Der Mobilfunk macht der Festnetztelefonie das Terrain streitig. Vor allem Privatleute nutzen den traditionellen Anschluss zunehmend weniger oder verzichten gar ganz darauf. Die Zukunft der Festnetz-Telefonie hängt laut einer Studie von Frost & Sullivan auch ganz entscheidend vom Erfolg neuer Techniken wie UMTS und WLAN ab.

HB FRANKFURT. Im Jahr 2003 ging nach der neuen Analyse der Unternehmensberatung Frost & Sullivan das Gesprächsvolumen im europäischen Festnetz um fast fünf Prozent zurück. Auch die Zahl der Festnetzanschlüsse sank um 500 000.

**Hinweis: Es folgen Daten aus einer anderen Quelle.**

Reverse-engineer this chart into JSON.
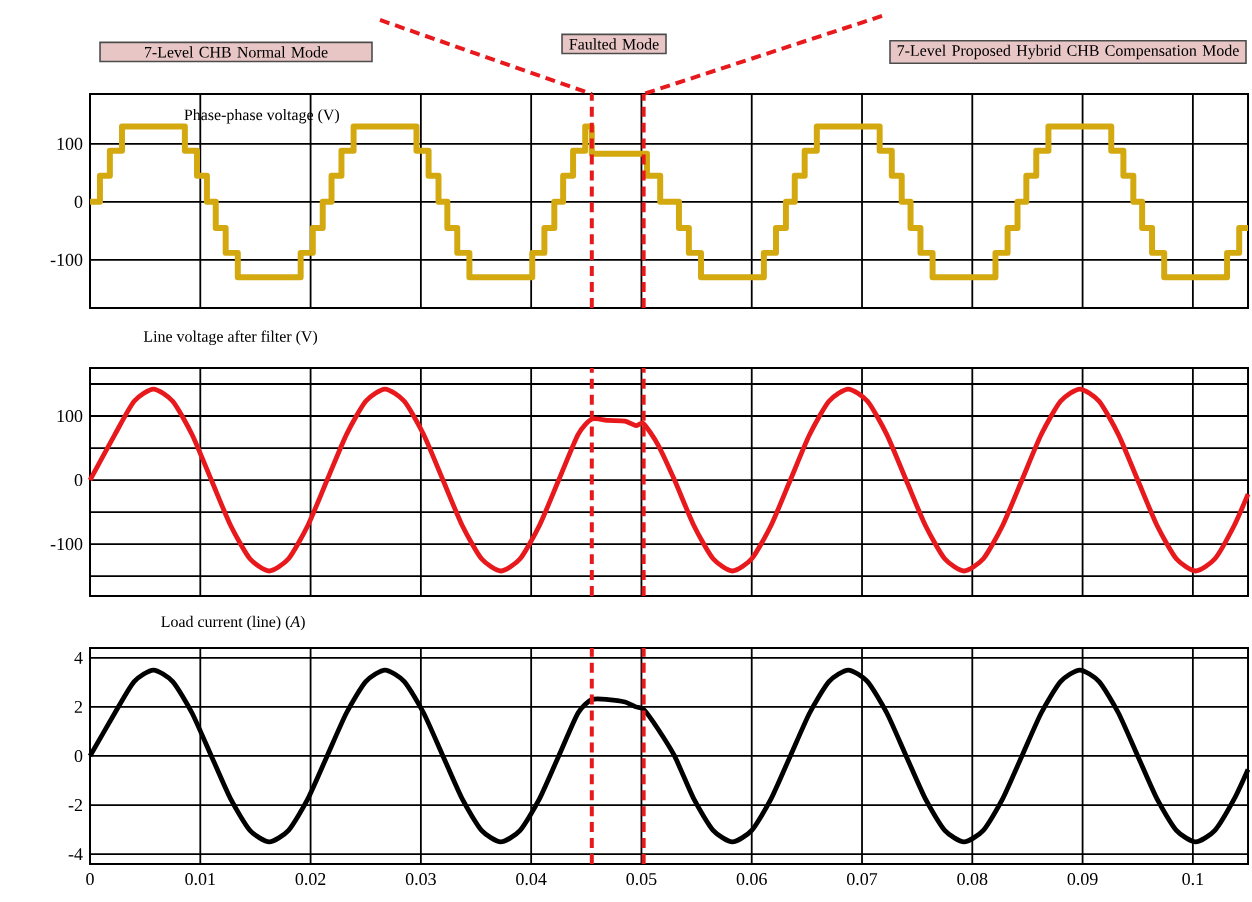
{
  "chart_data": [
    {
      "type": "step",
      "title": "Phase-phase voltage (V)",
      "color": "#d4a910",
      "xlim": [
        0,
        0.105
      ],
      "ylim": [
        -183,
        186
      ],
      "xticks": [
        0,
        0.01,
        0.02,
        0.03,
        0.04,
        0.05,
        0.06,
        0.07,
        0.08,
        0.09,
        0.1
      ],
      "yticks": [
        100,
        0,
        -100
      ],
      "grid": true,
      "tick_labels": "y",
      "x": [
        0,
        0.0009,
        0.0018,
        0.0029,
        0.0086,
        0.0097,
        0.0106,
        0.0114,
        0.0123,
        0.0134,
        0.0191,
        0.0202,
        0.0211,
        0.0219,
        0.0228,
        0.0239,
        0.0296,
        0.0307,
        0.0316,
        0.0324,
        0.0333,
        0.0344,
        0.0401,
        0.0412,
        0.0421,
        0.0429,
        0.0438,
        0.0449,
        0.0455,
        0.0505,
        0.0517,
        0.0534,
        0.0543,
        0.0554,
        0.0611,
        0.0622,
        0.0631,
        0.0639,
        0.0648,
        0.0659,
        0.0716,
        0.0727,
        0.0736,
        0.0744,
        0.0753,
        0.0764,
        0.0821,
        0.0832,
        0.0841,
        0.0849,
        0.0858,
        0.0869,
        0.0926,
        0.0937,
        0.0946,
        0.0954,
        0.0963,
        0.0974,
        0.1031,
        0.1042,
        0.105
      ],
      "values": [
        0,
        45,
        88,
        130,
        88,
        45,
        0,
        -45,
        -88,
        -130,
        -88,
        -45,
        0,
        45,
        88,
        130,
        88,
        45,
        0,
        -45,
        -88,
        -130,
        -88,
        -45,
        0,
        45,
        88,
        130,
        83,
        45,
        0,
        -45,
        -88,
        -130,
        -88,
        -45,
        0,
        45,
        88,
        130,
        88,
        45,
        0,
        -45,
        -88,
        -130,
        -88,
        -45,
        0,
        45,
        88,
        130,
        88,
        45,
        0,
        -45,
        -88,
        -130,
        -88,
        -45,
        -45
      ],
      "ref_lines": [
        {
          "axis": "x",
          "value": 0.0455,
          "color": "#e8191c",
          "line_style": "dashed"
        },
        {
          "axis": "x",
          "value": 0.0502,
          "color": "#e8191c",
          "line_style": "dashed"
        }
      ],
      "annotations": [
        "7-Level CHB Normal Mode",
        "Faulted Mode",
        "7-Level Proposed Hybrid CHB Compensation Mode"
      ]
    },
    {
      "type": "line",
      "title": "Line voltage after filter (V)",
      "color": "#e8191c",
      "xlim": [
        0,
        0.105
      ],
      "ylim": [
        -181,
        175
      ],
      "xticks": [
        0,
        0.01,
        0.02,
        0.03,
        0.04,
        0.05,
        0.06,
        0.07,
        0.08,
        0.09,
        0.1
      ],
      "yticks": [
        {
          "value": 150,
          "label": null
        },
        100,
        {
          "value": 50,
          "label": null
        },
        0,
        {
          "value": -50,
          "label": null
        },
        -100,
        {
          "value": -150,
          "label": null
        }
      ],
      "grid": true,
      "tick_labels": "y",
      "x": [
        0,
        0.00225,
        0.004,
        0.00575,
        0.0075,
        0.00925,
        0.011,
        0.01275,
        0.0145,
        0.01625,
        0.018,
        0.01975,
        0.0215,
        0.02325,
        0.025,
        0.02675,
        0.0285,
        0.03025,
        0.032,
        0.03375,
        0.0355,
        0.03725,
        0.039,
        0.04075,
        0.0425,
        0.04425,
        0.0455,
        0.047,
        0.0485,
        0.0495,
        0.0502,
        0.0515,
        0.053,
        0.05475,
        0.0565,
        0.05825,
        0.06,
        0.06175,
        0.0635,
        0.06525,
        0.067,
        0.06875,
        0.0705,
        0.07225,
        0.074,
        0.07575,
        0.0775,
        0.07925,
        0.081,
        0.08275,
        0.0845,
        0.08625,
        0.088,
        0.08975,
        0.0915,
        0.09325,
        0.095,
        0.09675,
        0.0985,
        0.10025,
        0.102,
        0.10375,
        0.105
      ],
      "values": [
        0,
        71,
        123,
        142,
        123,
        71,
        0,
        -71,
        -123,
        -142,
        -123,
        -71,
        0,
        71,
        123,
        142,
        123,
        71,
        0,
        -71,
        -123,
        -142,
        -123,
        -71,
        0,
        71,
        95,
        93,
        92,
        85,
        88,
        55,
        0,
        -71,
        -123,
        -142,
        -123,
        -71,
        0,
        71,
        123,
        142,
        123,
        71,
        0,
        -71,
        -123,
        -142,
        -123,
        -71,
        0,
        71,
        123,
        142,
        123,
        71,
        0,
        -71,
        -123,
        -142,
        -123,
        -71,
        -22
      ],
      "ref_lines": [
        {
          "axis": "x",
          "value": 0.0455,
          "color": "#e8191c",
          "line_style": "dashed"
        },
        {
          "axis": "x",
          "value": 0.0502,
          "color": "#e8191c",
          "line_style": "dashed"
        }
      ]
    },
    {
      "type": "line",
      "title": "Load current (line) (*A*)",
      "color": "#000000",
      "xlim": [
        0,
        0.105
      ],
      "ylim": [
        -4.4,
        4.4
      ],
      "xticks": [
        0,
        0.01,
        0.02,
        0.03,
        0.04,
        0.05,
        0.06,
        0.07,
        0.08,
        0.09,
        0.1
      ],
      "yticks": [
        4,
        2,
        0,
        -2,
        -4
      ],
      "grid": true,
      "x": [
        0,
        0.00225,
        0.004,
        0.00575,
        0.0075,
        0.00925,
        0.011,
        0.01275,
        0.0145,
        0.01625,
        0.018,
        0.01975,
        0.0215,
        0.02325,
        0.025,
        0.02675,
        0.0285,
        0.03025,
        0.032,
        0.03375,
        0.0355,
        0.03725,
        0.039,
        0.04075,
        0.0425,
        0.04425,
        0.0455,
        0.047,
        0.0485,
        0.0495,
        0.0502,
        0.0515,
        0.053,
        0.05475,
        0.0565,
        0.05825,
        0.06,
        0.06175,
        0.0635,
        0.06525,
        0.067,
        0.06875,
        0.0705,
        0.07225,
        0.074,
        0.07575,
        0.0775,
        0.07925,
        0.081,
        0.08275,
        0.0845,
        0.08625,
        0.088,
        0.08975,
        0.0915,
        0.09325,
        0.095,
        0.09675,
        0.0985,
        0.10025,
        0.102,
        0.10375,
        0.105
      ],
      "values": [
        0,
        1.75,
        3.03,
        3.5,
        3.03,
        1.75,
        0,
        -1.75,
        -3.03,
        -3.5,
        -3.03,
        -1.75,
        0,
        1.75,
        3.03,
        3.5,
        3.03,
        1.75,
        0,
        -1.75,
        -3.03,
        -3.5,
        -3.03,
        -1.75,
        0,
        1.75,
        2.3,
        2.3,
        2.2,
        2.0,
        1.9,
        1.1,
        0,
        -1.75,
        -3.03,
        -3.5,
        -3.03,
        -1.75,
        0,
        1.75,
        3.03,
        3.5,
        3.03,
        1.75,
        0,
        -1.75,
        -3.03,
        -3.5,
        -3.03,
        -1.75,
        0,
        1.75,
        3.03,
        3.5,
        3.03,
        1.75,
        0,
        -1.75,
        -3.03,
        -3.5,
        -3.03,
        -1.75,
        -0.55
      ],
      "ref_lines": [
        {
          "axis": "x",
          "value": 0.0455,
          "color": "#e8191c",
          "line_style": "dashed"
        },
        {
          "axis": "x",
          "value": 0.0502,
          "color": "#e8191c",
          "line_style": "dashed"
        }
      ]
    }
  ]
}
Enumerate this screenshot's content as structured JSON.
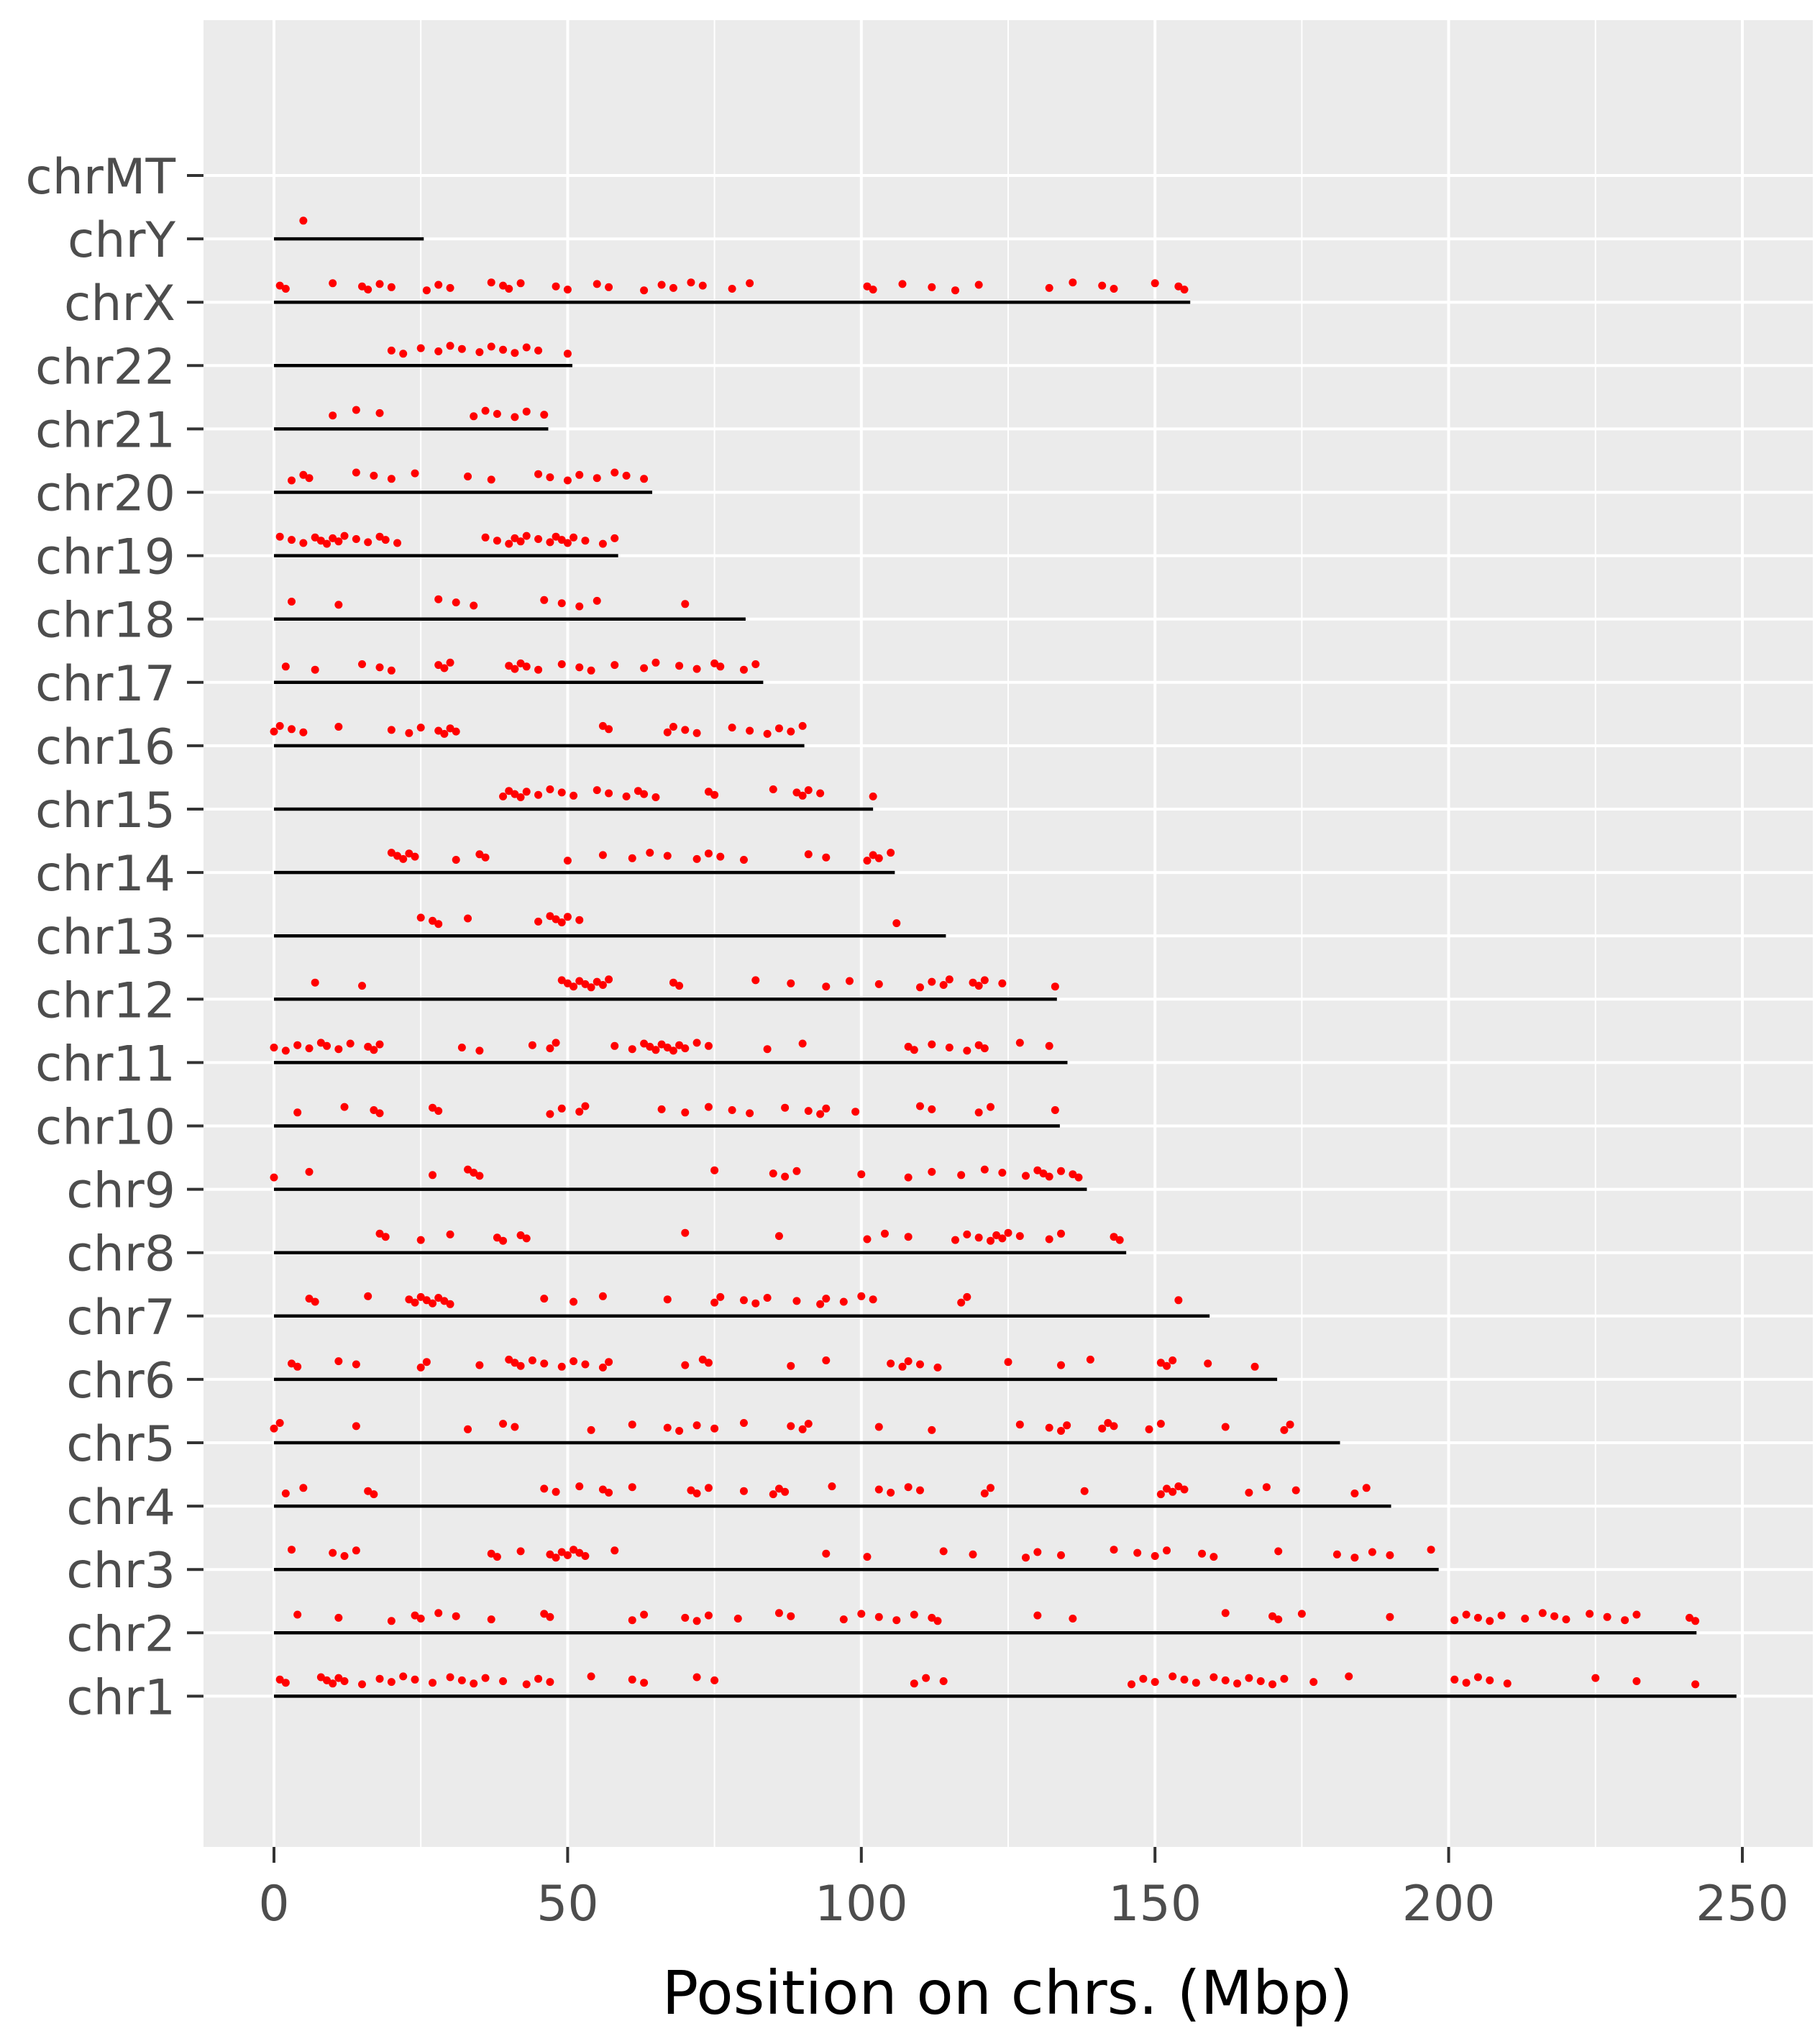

"Haupttriebkräfte für den Ersatz der Festnetztelefonie durch Mobilfunk sind zunehmender Wettbewerb in der mobilen Sprachtelefonie, Sättigung des Mobilfunkmarktes, UMTS-Kapazitäten und das Aufkommen der ortsabhängigen Gebührenabrechnung", sagt Jan Sythoff, Analyst bei Frost & Sullivan. Gebremst werde die Substitution allerdings durch den ebenfalls zunehmenden Wettbewerb im Festnetz, die Preisbildung sowie die Probleme des Mobilfunks mit Netzabdeckung und Sprachqualität.

Sowohl Festnetz- als auch Mobilfunkbetreiber sehen in der WLAN-Technologie ein wirksames Instrument zur Erhöhung des Umsatzes und zur Sicherung von Wettbewerbsvorteilen. Aber WLAN hat auch das Potenzial, diese beiden Segmente miteinander zu verbinden und ihr Zusammenwachsen zu beschleunigen.